Having kept so many plot threads open to resolve in the seventh book, J.K. Rowling still has options for how she resolves them. Some ways are more artistically satisfying than other ways, as we have seen in her past books. From lesser to greater artistry, these four ways are:
- Resolving them sequentially.
- Resolving them simultaneously.
- Resolving them interrelatedly.
- Resolving them interrelatedly with perspective change or reversals.
Because Rowling has been so consistent in her technique of resolving most plot threads at the ends of her books, we can find examples in past books of all of these. For instance, in Harry Potter and the Chamber of Secrets, the sub-plot involving Percy Weasley behaving suspiciously (skulking around the dungeons, for instance) is resolved in a sequential manner. After the main climactic sequence is over, Ginny reveals Percy’s secret to Harry, Ron, and Hermione on the train: Percy has a girlfriend, and all his apparently suspicious behavior was a red herring. This is an amusing and satisfying explanation to resolve this sub-plot, but that’s all it is.
In comparison, we can see other sub-plots of that same book resolved simultaneously. The sub-plots about Gilderoy Lockhart and Ron’s broken wand come to a climax at the same time as the more important sub-plots, as part of the main scene where Harry, Ron, and Lockhart try to enter the Chamber of Secrets. This kind of resolution gives more “bang” to the climactic scenes, and a feeling of connectedness to the separate sub-plots.

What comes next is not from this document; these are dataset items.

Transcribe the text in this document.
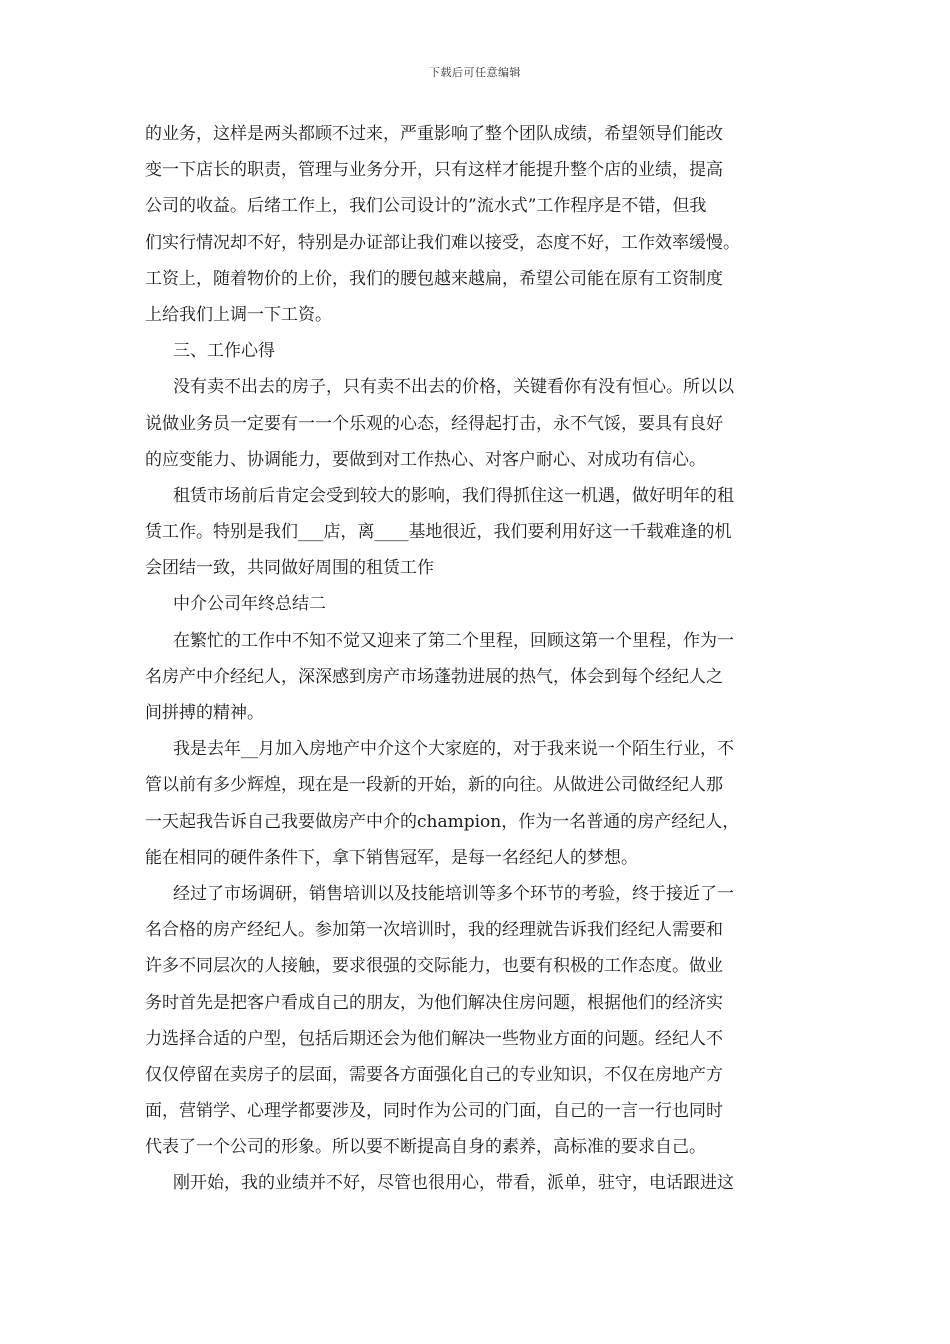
下载后可任意编辑
的业务，这样是两头都顾不过来，严重影响了整个团队成绩，希望领导们能改
变一下店长的职责，管理与业务分开，只有这样才能提升整个店的业绩，提高
公司的收益。后绪工作上，我们公司设计的”流水式”工作程序是不错，但我
们实行情况却不好，特别是办证部让我们难以接受，态度不好，工作效率缓慢。
工资上，随着物价的上价，我们的腰包越来越扁，希望公司能在原有工资制度
上给我们上调一下工资。
三、工作心得
没有卖不出去的房子，只有卖不出去的价格，关键看你有没有恒心。所以以
说做业务员一定要有一一个乐观的心态，经得起打击，永不气馁，要具有良好
的应变能力、协调能力，要做到对工作热心、对客户耐心、对成功有信心。
租赁市场前后肯定会受到较大的影响，我们得抓住这一机遇，做好明年的租
赁工作。特别是我们___店，离____基地很近，我们要利用好这一千载难逢的机
会团结一致，共同做好周围的租赁工作
中介公司年终总结二
在繁忙的工作中不知不觉又迎来了第二个里程，回顾这第一个里程，作为一
名房产中介经纪人，深深感到房产市场蓬勃进展的热气，体会到每个经纪人之
间拼搏的精神。
我是去年__月加入房地产中介这个大家庭的，对于我来说一个陌生行业，不
管以前有多少辉煌，现在是一段新的开始，新的向往。从做进公司做经纪人那
一天起我告诉自己我要做房产中介的champion，作为一名普通的房产经纪人，
能在相同的硬件条件下，拿下销售冠军，是每一名经纪人的梦想。
经过了市场调研，销售培训以及技能培训等多个环节的考验，终于接近了一
名合格的房产经纪人。参加第一次培训时，我的经理就告诉我们经纪人需要和
许多不同层次的人接触，要求很强的交际能力，也要有积极的工作态度。做业
务时首先是把客户看成自己的朋友，为他们解决住房问题，根据他们的经济实
力选择合适的户型，包括后期还会为他们解决一些物业方面的问题。经纪人不
仅仅停留在卖房子的层面，需要各方面强化自己的专业知识，不仅在房地产方
面，营销学、心理学都要涉及，同时作为公司的门面，自己的一言一行也同时
代表了一个公司的形象。所以要不断提高自身的素养，高标准的要求自己。
刚开始，我的业绩并不好，尽管也很用心，带看，派单，驻守，电话跟进这
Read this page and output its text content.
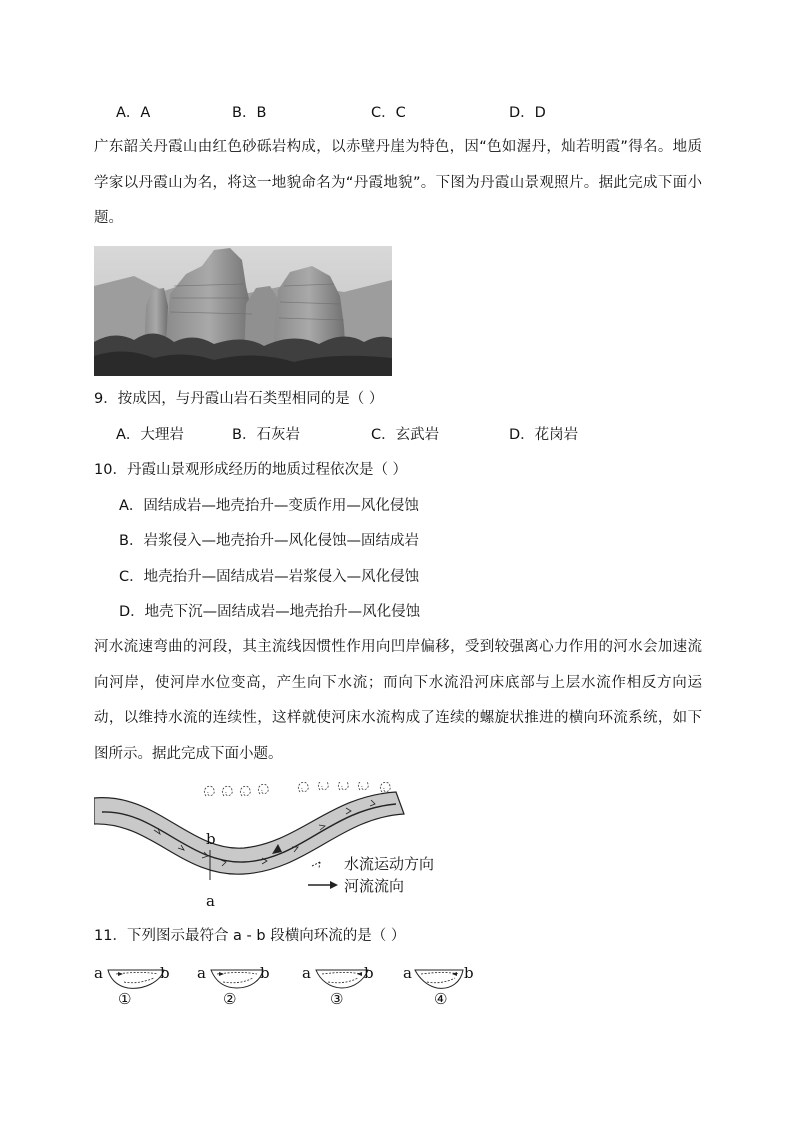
A．A	B．B	C．C	D．D
广东韶关丹霞山由红色砂砾岩构成，以赤壁丹崖为特色，因“色如渥丹，灿若明霞”得名。地质学家以丹霞山为名，将这一地貌命名为“丹霞地貌”。下图为丹霞山景观照片。据此完成下面小题。
9．按成因，与丹霞山岩石类型相同的是（ ）
A．大理岩	B．石灰岩	C．玄武岩	D．花岗岩
10．丹霞山景观形成经历的地质过程依次是（ ）
A．固结成岩—地壳抬升—变质作用—风化侵蚀
B．岩浆侵入—地壳抬升—风化侵蚀—固结成岩
C．地壳抬升—固结成岩—岩浆侵入—风化侵蚀
D．地壳下沉—固结成岩—地壳抬升—风化侵蚀
河水流速弯曲的河段，其主流线因惯性作用向凹岸偏移，受到较强离心力作用的河水会加速流向河岸，使河岸水位变高，产生向下水流；而向下水流沿河床底部与上层水流作相反方向运动，以维持水流的连续性，这样就使河床水流构成了连续的螺旋状推进的横向环流系统，如下图所示。据此完成下面小题。
b
a
水流运动方向
河流流向
11．下列图示最符合 a - b 段横向环流的是（ ）
a	b
①
a	b
②
a	b
③
a	b
④
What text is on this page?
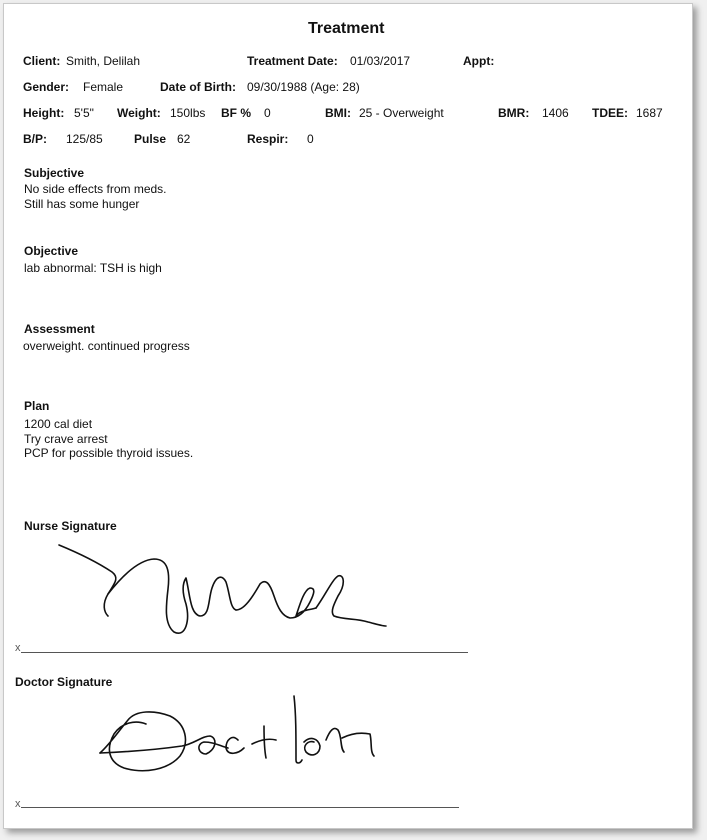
Treatment
Client: Smith, Delilah	Treatment Date: 01/03/2017	Appt:
Gender: Female	Date of Birth: 09/30/1988 (Age: 28)
Height: 5'5" Weight: 150lbs BF % 0	BMI: 25 - Overweight	BMR: 1406 TDEE: 1687
B/P: 125/85	Pulse 62	Respir: 0
Subjective
No side effects from meds.
Still has some hunger
Objective
lab abnormal: TSH is high
Assessment
overweight. continued progress
Plan
1200 cal diet
Try crave arrest
PCP for possible thyroid issues.
Nurse Signature
x
Doctor Signature
x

Even better, however, is when the seemingly separate sub-plots turn out to be interrelated. We can see this in Chamber of Secrets when the sub-plot about Moaning Myrtle, the sub-plot about the diary Harry and Ron found, the sub-plot about Ginny’s unusual behavior, the monster in the Chamber of Secrets, the sub-plot about Ron’s fear of spiders, the mystery of why Hagrid was expelled, and the sub-plot about Lucius Malfoy’s conflict with Arthur Weasley all turn out to be intricately connected, part of one overall story that we finally understand as the main plot of the book. This is deeply satisfying for the reader, and it is a result that we have come to expect from reading the Harry Potter books.
However, there is one more level of artistry that Rowling sometimes achieves that we find even more satisfying: when the interrelatedness of the sub-plots also gives us a startling perspective change or reversal. That kind of experience, the gasp-out-loud or dropped-jaw moment that most readers get from the revelation that Scabbers is Peter Pettigrew and Sirius Black is innocent after all, is a highlight of the reading experience for Harry Potter fans. In Chamber of Secrets, many readers experience that sudden perspective reversal and click-into-place effect when Tom Riddle draws letters in the air saying “I am Lord Voldemort.” To a lesser extent, the discovery that Moaning Myrtle is “the girl who died” is the same type of revelation.
That fourth type of resolution is what most of us want from Harry Potter and the Deathly Hallows. The question is—will we get it? There is every reason to think that we will.